El pintor guardó hasta 1968 las obras (una serie de grandes cuadros murales de entre 2.5 x 3.5 metros) en una bodega, cuando decidió donarlas a tres grandes museos del mundo con la condición de que se expusieran en un ambiente multisensorial; la Galería Nacional de Arte en Washington que tiene la mayor colección de sus obras, el Museo Kawamura Memorial en Sakura (a hora y media de Tokio) y la Galería Tate en Londres.

La Tate Britain, uno de los museos más importantes y visitados del mundo, está situada en la orilla oeste del río Támesis -a 800 metros en línea recta de mi casa- y poseé una colección de 13 obras de Rotkho. Las 9 que fueron donadas por el artista en 1969 están en una sala especial; la misma que no emocionó mi intimidad y que, al contrario, me dejó una sensación sombría, melancólica y sobrecogedora al enfrentarme a los gigantescos cuadros oscuros.

Tal vez sea mi hora de volver a la sala Rotkho.

VANDALOS Y PROTESTAS: La acción de Vladimir Umanets no es nueva y anteriormente otras obras de grandes artistas (pinturas y esculturas) han sido vandalizadas y objeto de distintas formas de protesta.

- De Leonardo Da Vinci. Antes de que fuera protegida con una caja en vidrio anti-balas, su obra más famosa, La Gioconda (Monalisa, 1503-1506), fue robada del Museo del Louvre en 1911 y recuperada en 1913. Luego, en 1956 fue seriamente dañada en su parte inferior en un ataque con ácido. En la caja de seguridad, el último ataque fue en 2009 cuando una mujer rusa lanzó contra el cuadro una taza que había comprado en la tienda del Museo.

- De Rembrandt. La pintura Turno Nocturno (1642), expuesta en el Rijksmuseum de Amsterdam, fue cortada con cuchillo dos veces (1911 y 1975) y luego atacada con ácido en 1990. Fue restaurada pero conserva trazos de los cortes.

- De Velásquez. En 1914 una activista por el voto de las mujeres en Gran Bretaña, Mary Richardson, intentó destruir y le hizo siete cortes a la pintura La Venus del Espejo (1651) en la Galería Nacional en Londres. La obra fue reparada y está hoy expuesta.

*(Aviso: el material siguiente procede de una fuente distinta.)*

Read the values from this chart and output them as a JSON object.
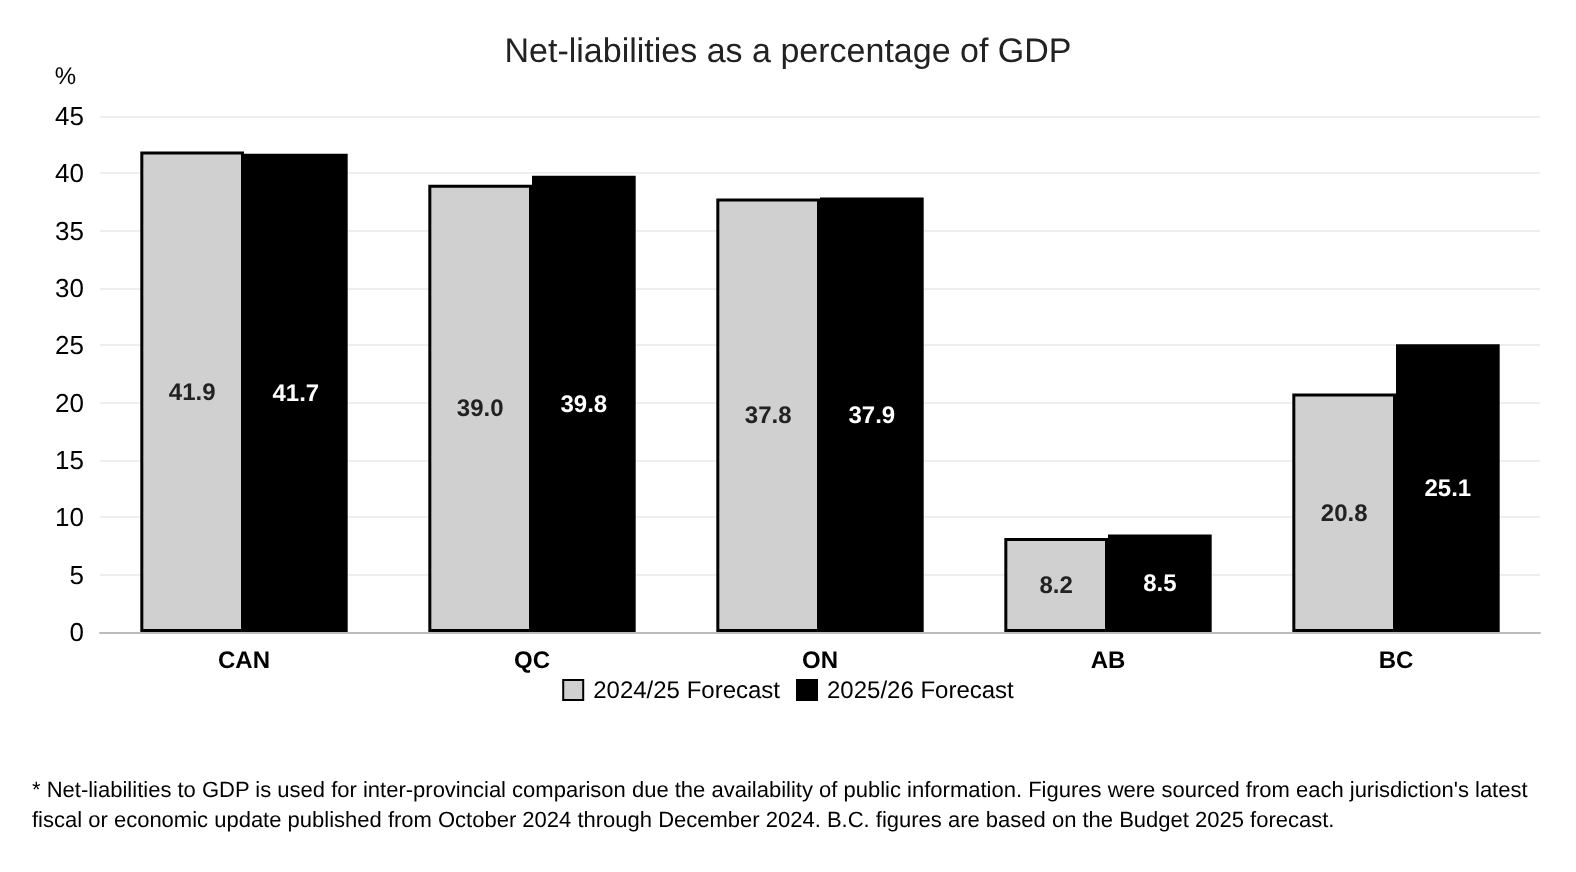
{
  "chart_data": {
    "type": "bar",
    "title": "Net-liabilities as a percentage of GDP",
    "ylabel": "%",
    "categories": [
      "CAN",
      "QC",
      "ON",
      "AB",
      "BC"
    ],
    "series": [
      {
        "name": "2024/25 Forecast",
        "color": "#d0d0d0",
        "values": [
          41.9,
          39.0,
          37.8,
          8.2,
          20.8
        ],
        "value_labels": [
          "41.9",
          "39.0",
          "37.8",
          "8.2",
          "20.8"
        ]
      },
      {
        "name": "2025/26 Forecast",
        "color": "#000000",
        "values": [
          41.7,
          39.8,
          37.9,
          8.5,
          25.1
        ],
        "value_labels": [
          "41.7",
          "39.8",
          "37.9",
          "8.5",
          "25.1"
        ]
      }
    ],
    "ylim": [
      0,
      45
    ],
    "yticks": [
      0,
      5,
      10,
      15,
      20,
      25,
      30,
      35,
      40,
      45
    ],
    "grid": "y",
    "legend": "bottom",
    "annotations": [
      "* Net-liabilities to GDP is used for inter-provincial comparison due the availability of public information. Figures were sourced from each jurisdiction's latest fiscal or economic update published from October 2024 through December 2024. B.C. figures are based on the Budget 2025 forecast."
    ]
  }
}
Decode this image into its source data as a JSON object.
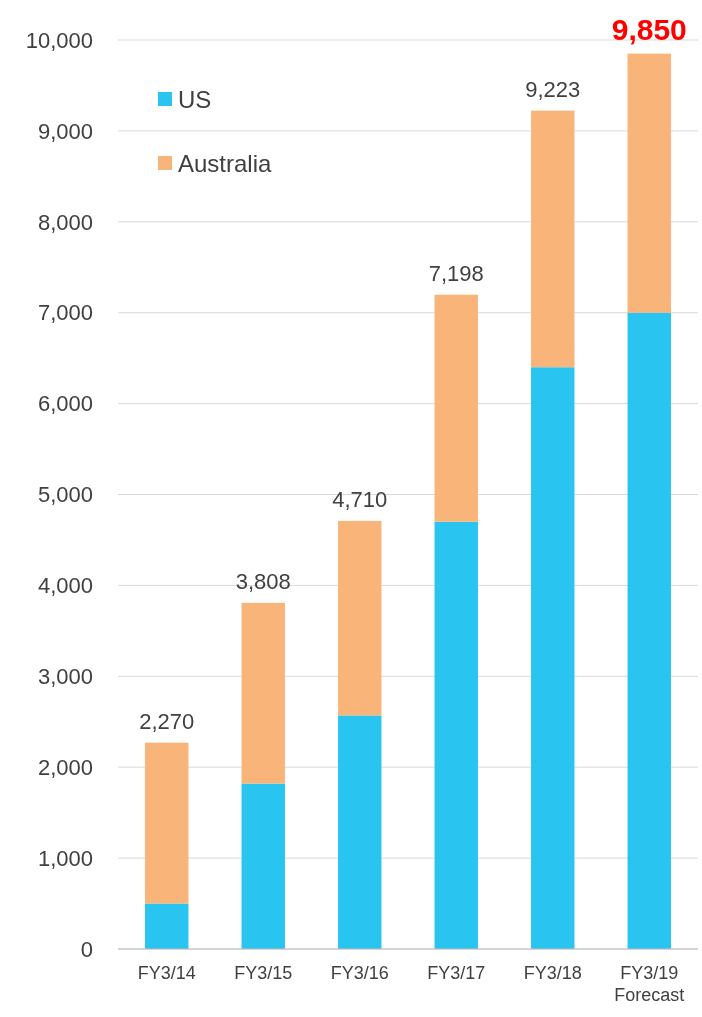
{
  "chart_data": {
    "type": "bar",
    "stacked": true,
    "categories": [
      "FY3/14",
      "FY3/15",
      "FY3/16",
      "FY3/17",
      "FY3/18",
      "FY3/19\nForecast"
    ],
    "series": [
      {
        "name": "US",
        "color": "#29c5f0",
        "values": [
          500,
          1820,
          2570,
          4700,
          6400,
          7000
        ]
      },
      {
        "name": "Australia",
        "color": "#f9b47a",
        "values": [
          1770,
          1988,
          2140,
          2498,
          2823,
          2850
        ]
      }
    ],
    "totals": [
      "2,270",
      "3,808",
      "4,710",
      "7,198",
      "9,223",
      "9,850"
    ],
    "ylim": [
      0,
      10000
    ],
    "yticks": [
      {
        "value": 0,
        "label": "0"
      },
      {
        "value": 1000,
        "label": "1,000"
      },
      {
        "value": 2000,
        "label": "2,000"
      },
      {
        "value": 3000,
        "label": "3,000"
      },
      {
        "value": 4000,
        "label": "4,000"
      },
      {
        "value": 5000,
        "label": "5,000"
      },
      {
        "value": 6000,
        "label": "6,000"
      },
      {
        "value": 7000,
        "label": "7,000"
      },
      {
        "value": 8000,
        "label": "8,000"
      },
      {
        "value": 9000,
        "label": "9,000"
      },
      {
        "value": 10000,
        "label": "10,000"
      }
    ],
    "grid": "y",
    "legend": "top left"
  }
}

- De Piet Mondrian. En 1966 un estudiante canadiense de bellas artes vomitó en la obra del pintor holandés Composición en Rojo, Blanco y Azul, expuesta en el Museo de Arte Moderno de Nueva York.

- De Claude Monet. En 2007 un grupo de ebrios ingresó al Museo D’ Orsay en Paris y cortaron con un tajo de 10 cms el cuadro Le pont d’ Argenteuil (1874). La obra fue reparada pero los vándalos nunca fueron capturados.

- De Pablo Picasso. En junio pasado, un vándalo pintó un toro y escribió conquista en el centro del cuadro Mujer en Sillón Rojo (1929), expuesto en el Museo Menil Collection en Houston, Texas.

Entre las esculturas:

- La Pietá del Vaticano, de Miguel Angel, fue atacada en 1972 a golpes de martillo por el geólogo húngaro Laslo Toth, dañando el rostro y uno de los brazos. El vándalo, quien gritó !Yo soy Jesucisto resucitado de entre los muertos!, no fue acusado criminalmente pero fue internado en un hospital psiquiátrico en Roma. La famosa escultura fue totalmente restaurada.

- Y La sirenita de Copenhague, de Edward Eriksen, ha sido la obra más “torturada”. Desde 1960 ha sido atacada en numerosas ocasiones, pintada cientos de veces, decapitada en 1964 y 1998, le cortaron un brazo en 1984, su base fue destruída con explosivos en 2003 y ha recibido innumerables burlas, incluyendo un juguete sexual atado a su mano. Y pensar que es la imagen de un cuento de hadas de Hans Christian Andersen.